Change

The plaintive request is predictable: “No tiene cambio?” “You don’t have change…?”

No, I don’t have change, which is why I gave you a 200-peso bill that the ATM spat out this morning. You’re the retailer, you should have change.

But quite often, nobody has change.

Many things we buy here are inexpensive by Canadian standards. The microbus costs eight pesos, a fresh grapefruit juice in the market is 25, a taco 20. At a little over 14 pesos to the Canadian dollar, that means a half-hour bus-ride into town costs me 55 cents, a juice $1.73, and the taco $1.40. (All amounts approximate, since my math gets lousier with the years, plus the rates change all the time). But this means that for most purposes, the 200 peso bills from the ATM are simply annoying, most everyday purchases requiring a fraction of that.

Even worse are the times when the bank machines are stocked with 500-peso bills. This means joining a line-up to see a bank teller who can break them into more useful denominations. Except for paying things like the rent, a 500-peso bill is a huge nuisance. Bus-drivers, understandably, won’t even look at them.

Money.jpg

Sor Juana, a 17th Century nun and author,  glowers from 200-peso notes.

Part of the problem is a dual-track economy. On the weekends, better-off families from Mexico City roll into town for a day, buy a meal and drinks in one of the better restaurants, and then dad pulls out several 500s to pay the bill. Those people expect to buy things at that price-level, as they do at home.  Whereas, a local couple or a pair of backpackers might head to the market, and buy a couple of quesadillas plus a juice or pop, paying under 100 for food that might be just as satisfying as the high-priced plates at El Ciruelo or El Pan Nuestro.

But in the market, there isn’t the opportunity to impress others.

Some local people are doing quite well, thank you, but many shoppers – and stall-owners – in the market are watching their pesitos.  Mexico demands a lot of hard work to achieve a modest income. But poorer people still can’t avoid the change problem. And many small operations rarely start the day with much change.

In Toronto, I lived in an apartment building that still had coin-operated washing machines. For those, I hoarded quarters and loonies, but they weren’t hard to come by. The supermarket, the drug mart, my old hangout the Goat Coffee House – they all had change, all the time. They had rolls of quarters and nickels that the boss got at the bank in the morning.

And yes, the banks here can and will supply coins. But for some reason, that sort of efficiency doesn’t penetrate to the people in the marketplace. Or, maybe some of them live too hand-to-mouth to be able to set the coins aside; I can never be sure, so I’m cautious about judging.

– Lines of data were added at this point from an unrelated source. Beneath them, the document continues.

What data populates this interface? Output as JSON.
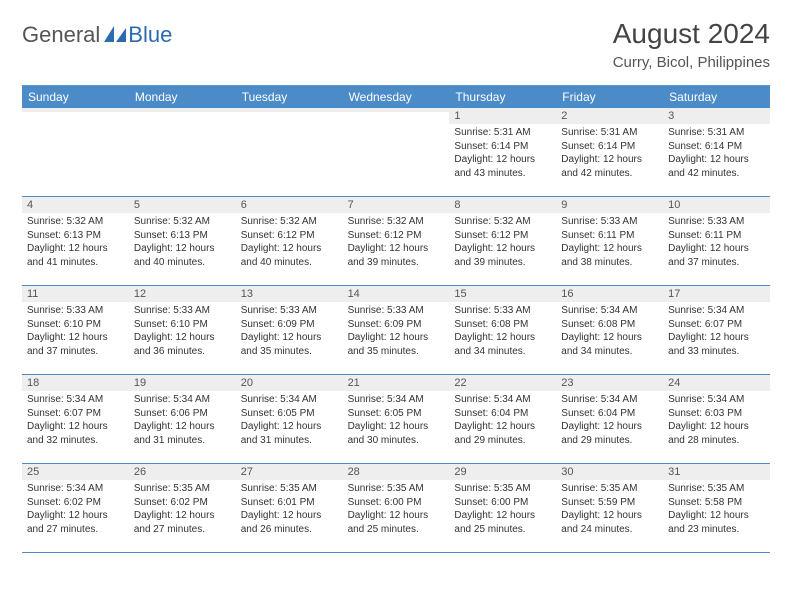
{
  "logo": {
    "general": "General",
    "blue": "Blue"
  },
  "title": {
    "month_year": "August 2024",
    "location": "Curry, Bicol, Philippines"
  },
  "colors": {
    "header_bg": "#4a8bc8",
    "header_text": "#ffffff",
    "row_border": "#4a8bc8",
    "daynum_bg": "#eeeeee",
    "logo_blue": "#2b6bb0"
  },
  "weekdays": [
    "Sunday",
    "Monday",
    "Tuesday",
    "Wednesday",
    "Thursday",
    "Friday",
    "Saturday"
  ],
  "weeks": [
    [
      {
        "day": "",
        "sunrise": "",
        "sunset": "",
        "daylight": ""
      },
      {
        "day": "",
        "sunrise": "",
        "sunset": "",
        "daylight": ""
      },
      {
        "day": "",
        "sunrise": "",
        "sunset": "",
        "daylight": ""
      },
      {
        "day": "",
        "sunrise": "",
        "sunset": "",
        "daylight": ""
      },
      {
        "day": "1",
        "sunrise": "Sunrise: 5:31 AM",
        "sunset": "Sunset: 6:14 PM",
        "daylight": "Daylight: 12 hours and 43 minutes."
      },
      {
        "day": "2",
        "sunrise": "Sunrise: 5:31 AM",
        "sunset": "Sunset: 6:14 PM",
        "daylight": "Daylight: 12 hours and 42 minutes."
      },
      {
        "day": "3",
        "sunrise": "Sunrise: 5:31 AM",
        "sunset": "Sunset: 6:14 PM",
        "daylight": "Daylight: 12 hours and 42 minutes."
      }
    ],
    [
      {
        "day": "4",
        "sunrise": "Sunrise: 5:32 AM",
        "sunset": "Sunset: 6:13 PM",
        "daylight": "Daylight: 12 hours and 41 minutes."
      },
      {
        "day": "5",
        "sunrise": "Sunrise: 5:32 AM",
        "sunset": "Sunset: 6:13 PM",
        "daylight": "Daylight: 12 hours and 40 minutes."
      },
      {
        "day": "6",
        "sunrise": "Sunrise: 5:32 AM",
        "sunset": "Sunset: 6:12 PM",
        "daylight": "Daylight: 12 hours and 40 minutes."
      },
      {
        "day": "7",
        "sunrise": "Sunrise: 5:32 AM",
        "sunset": "Sunset: 6:12 PM",
        "daylight": "Daylight: 12 hours and 39 minutes."
      },
      {
        "day": "8",
        "sunrise": "Sunrise: 5:32 AM",
        "sunset": "Sunset: 6:12 PM",
        "daylight": "Daylight: 12 hours and 39 minutes."
      },
      {
        "day": "9",
        "sunrise": "Sunrise: 5:33 AM",
        "sunset": "Sunset: 6:11 PM",
        "daylight": "Daylight: 12 hours and 38 minutes."
      },
      {
        "day": "10",
        "sunrise": "Sunrise: 5:33 AM",
        "sunset": "Sunset: 6:11 PM",
        "daylight": "Daylight: 12 hours and 37 minutes."
      }
    ],
    [
      {
        "day": "11",
        "sunrise": "Sunrise: 5:33 AM",
        "sunset": "Sunset: 6:10 PM",
        "daylight": "Daylight: 12 hours and 37 minutes."
      },
      {
        "day": "12",
        "sunrise": "Sunrise: 5:33 AM",
        "sunset": "Sunset: 6:10 PM",
        "daylight": "Daylight: 12 hours and 36 minutes."
      },
      {
        "day": "13",
        "sunrise": "Sunrise: 5:33 AM",
        "sunset": "Sunset: 6:09 PM",
        "daylight": "Daylight: 12 hours and 35 minutes."
      },
      {
        "day": "14",
        "sunrise": "Sunrise: 5:33 AM",
        "sunset": "Sunset: 6:09 PM",
        "daylight": "Daylight: 12 hours and 35 minutes."
      },
      {
        "day": "15",
        "sunrise": "Sunrise: 5:33 AM",
        "sunset": "Sunset: 6:08 PM",
        "daylight": "Daylight: 12 hours and 34 minutes."
      },
      {
        "day": "16",
        "sunrise": "Sunrise: 5:34 AM",
        "sunset": "Sunset: 6:08 PM",
        "daylight": "Daylight: 12 hours and 34 minutes."
      },
      {
        "day": "17",
        "sunrise": "Sunrise: 5:34 AM",
        "sunset": "Sunset: 6:07 PM",
        "daylight": "Daylight: 12 hours and 33 minutes."
      }
    ],
    [
      {
        "day": "18",
        "sunrise": "Sunrise: 5:34 AM",
        "sunset": "Sunset: 6:07 PM",
        "daylight": "Daylight: 12 hours and 32 minutes."
      },
      {
        "day": "19",
        "sunrise": "Sunrise: 5:34 AM",
        "sunset": "Sunset: 6:06 PM",
        "daylight": "Daylight: 12 hours and 31 minutes."
      },
      {
        "day": "20",
        "sunrise": "Sunrise: 5:34 AM",
        "sunset": "Sunset: 6:05 PM",
        "daylight": "Daylight: 12 hours and 31 minutes."
      },
      {
        "day": "21",
        "sunrise": "Sunrise: 5:34 AM",
        "sunset": "Sunset: 6:05 PM",
        "daylight": "Daylight: 12 hours and 30 minutes."
      },
      {
        "day": "22",
        "sunrise": "Sunrise: 5:34 AM",
        "sunset": "Sunset: 6:04 PM",
        "daylight": "Daylight: 12 hours and 29 minutes."
      },
      {
        "day": "23",
        "sunrise": "Sunrise: 5:34 AM",
        "sunset": "Sunset: 6:04 PM",
        "daylight": "Daylight: 12 hours and 29 minutes."
      },
      {
        "day": "24",
        "sunrise": "Sunrise: 5:34 AM",
        "sunset": "Sunset: 6:03 PM",
        "daylight": "Daylight: 12 hours and 28 minutes."
      }
    ],
    [
      {
        "day": "25",
        "sunrise": "Sunrise: 5:34 AM",
        "sunset": "Sunset: 6:02 PM",
        "daylight": "Daylight: 12 hours and 27 minutes."
      },
      {
        "day": "26",
        "sunrise": "Sunrise: 5:35 AM",
        "sunset": "Sunset: 6:02 PM",
        "daylight": "Daylight: 12 hours and 27 minutes."
      },
      {
        "day": "27",
        "sunrise": "Sunrise: 5:35 AM",
        "sunset": "Sunset: 6:01 PM",
        "daylight": "Daylight: 12 hours and 26 minutes."
      },
      {
        "day": "28",
        "sunrise": "Sunrise: 5:35 AM",
        "sunset": "Sunset: 6:00 PM",
        "daylight": "Daylight: 12 hours and 25 minutes."
      },
      {
        "day": "29",
        "sunrise": "Sunrise: 5:35 AM",
        "sunset": "Sunset: 6:00 PM",
        "daylight": "Daylight: 12 hours and 25 minutes."
      },
      {
        "day": "30",
        "sunrise": "Sunrise: 5:35 AM",
        "sunset": "Sunset: 5:59 PM",
        "daylight": "Daylight: 12 hours and 24 minutes."
      },
      {
        "day": "31",
        "sunrise": "Sunrise: 5:35 AM",
        "sunset": "Sunset: 5:58 PM",
        "daylight": "Daylight: 12 hours and 23 minutes."
      }
    ]
  ]
}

On my visits back to Toronto, I’ll debit purchases, and dig out my Presto card to ride on the TTC. I’ll pull out my Visa card in restaurants and in clothing stores. Nobody will be impressed at this, as the country heads towards becoming a cashless society.

But I’ll miss digging for that extra five-peso coin in a corner of my back pocket. Every purchase I make with a card is traced by The Great Them. Here, only a few people casually monitor the eggs and fruit I buy, or my cross-town travel habits. I mix my own muesli, and there’s a stall where they know my face instantly as the person who buys oats and nuts. A woman with a fruit stand has sold me melons and tomatoes for eight or nine years. A couple of bus-drivers know I’m their customer on the Amatlan route.

I grew up in such an emotionally withdrawn society, that even now, Mexico still surprises me at times with its general willingness to appreciate the mere presence of other people. It might not last forever, but while the small-coin habit persists here, I can both be frustrated by it and enjoy it. There’s a trivial yet sometimes worthwhile human moment when you either apologise graciously, or find the coins and pass them over, that you’d never enjoy using a card with a magnetised strip or chip.

Having change, or sadly confessing its absence, is a very ancient ritual, and the more I reflect on it, the less I want to see it gone.